EU sets tough targets for France to rein in deficit by 2017

BRUSSELS: The EU set France tough new targets for the coming years on Friday to ensure it gets its budget deficit back within Brussels rules, after giving Paris until 2017 to comply.

The European Commission is keeping up the pressure two days after it extended the deadline for France, the eurozone’s second biggest economy after Germany, to get back below the EU’s ceiling of 3.0 per cent of economic output.

Brussels said France must use the extra breathing room to reach a deficit of 4pc of annual economic output in 2015, 3.4pc in 2016 and 2.8pc in 2017.

The first two years are tougher than France’s own targets of 4.1pc in 2015 and 3.6pc in 2016.

French Finance Minister Michel Sapin, speaking during a visit to Slovenia, said the country would be able to meet what he described as “demanding” but realistic targets.

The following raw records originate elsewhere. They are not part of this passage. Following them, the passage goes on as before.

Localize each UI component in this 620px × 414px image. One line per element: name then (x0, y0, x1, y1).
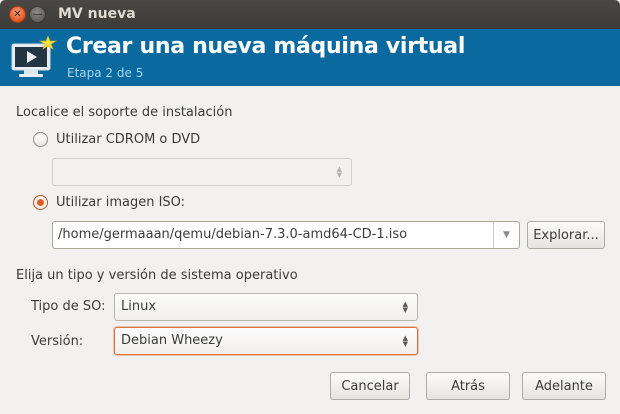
new-vm-icon (11, 35, 57, 77)
install-media-heading: Localice el soporte de instalación (16, 105, 233, 120)
cdrom-radio[interactable] (33, 132, 48, 147)
iso-path-combo[interactable]: ▼ (52, 221, 520, 249)
cdrom-radio-label: Utilizar CDROM o DVD (56, 132, 201, 147)
browse-button[interactable]: Explorar... (527, 221, 605, 249)
page-title: Crear una nueva máquina virtual (66, 34, 466, 59)
forward-button[interactable]: Adelante (522, 372, 606, 400)
os-type-value: Linux (121, 299, 157, 314)
os-type-select[interactable]: Linux ▲ ▼ (114, 293, 418, 321)
cdrom-select[interactable]: ▲ ▼ (52, 158, 352, 186)
title-bar: ✕ — MV nueva (0, 0, 620, 29)
minimize-icon[interactable]: — (29, 6, 46, 23)
spin-arrows-icon: ▲ ▼ (336, 165, 342, 179)
header-banner: Crear una nueva máquina virtual Etapa 2 … (0, 29, 620, 86)
iso-radio-option[interactable]: Utilizar imagen ISO: (33, 195, 185, 210)
os-version-label: Versión: (31, 334, 84, 349)
cancel-button[interactable]: Cancelar (330, 372, 410, 400)
iso-radio[interactable] (33, 195, 48, 210)
dropdown-arrow-icon[interactable]: ▼ (493, 222, 519, 248)
os-version-select[interactable]: Debian Wheezy ▲ ▼ (114, 327, 418, 355)
spin-arrows-icon: ▲ ▼ (402, 334, 408, 348)
iso-radio-label: Utilizar imagen ISO: (56, 195, 186, 210)
spin-arrows-icon: ▲ ▼ (402, 300, 408, 314)
step-indicator: Etapa 2 de 5 (67, 66, 144, 80)
window-title: MV nueva (58, 6, 136, 22)
iso-path-input[interactable] (58, 227, 488, 242)
os-version-value: Debian Wheezy (121, 333, 223, 348)
back-button[interactable]: Atrás (426, 372, 510, 400)
close-icon[interactable]: ✕ (9, 6, 26, 23)
os-type-label: Tipo de SO: (31, 299, 106, 314)
cdrom-radio-option[interactable]: Utilizar CDROM o DVD (33, 132, 200, 147)
os-type-heading: Elija un tipo y versión de sistema opera… (16, 268, 298, 283)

The EU had disappointed fiscal hardliners when it said Wednesday that France would escape possible fines for now and get two more years to get its house in order, while Italy and Belgium were let off the hook completely.

But to reach the EU’s new benchmarks France will have to find additional savings in an economy growing very slowly, putting the government on the spot as it tries to boost growth through increased public spending.

For 2015, the Commission, the EU’s executive arm, estimated the savings required at 0.5pc of GDP, up from the current 0.3pc — that means additional savings worth at least 4.0 billion euros ($4.5bn).

But for 2016, Paris must find an even tougher 0.8pc and then 0.9pc in 2017, the Commission said in a series of recommendations following Wednesday’s deadline extension.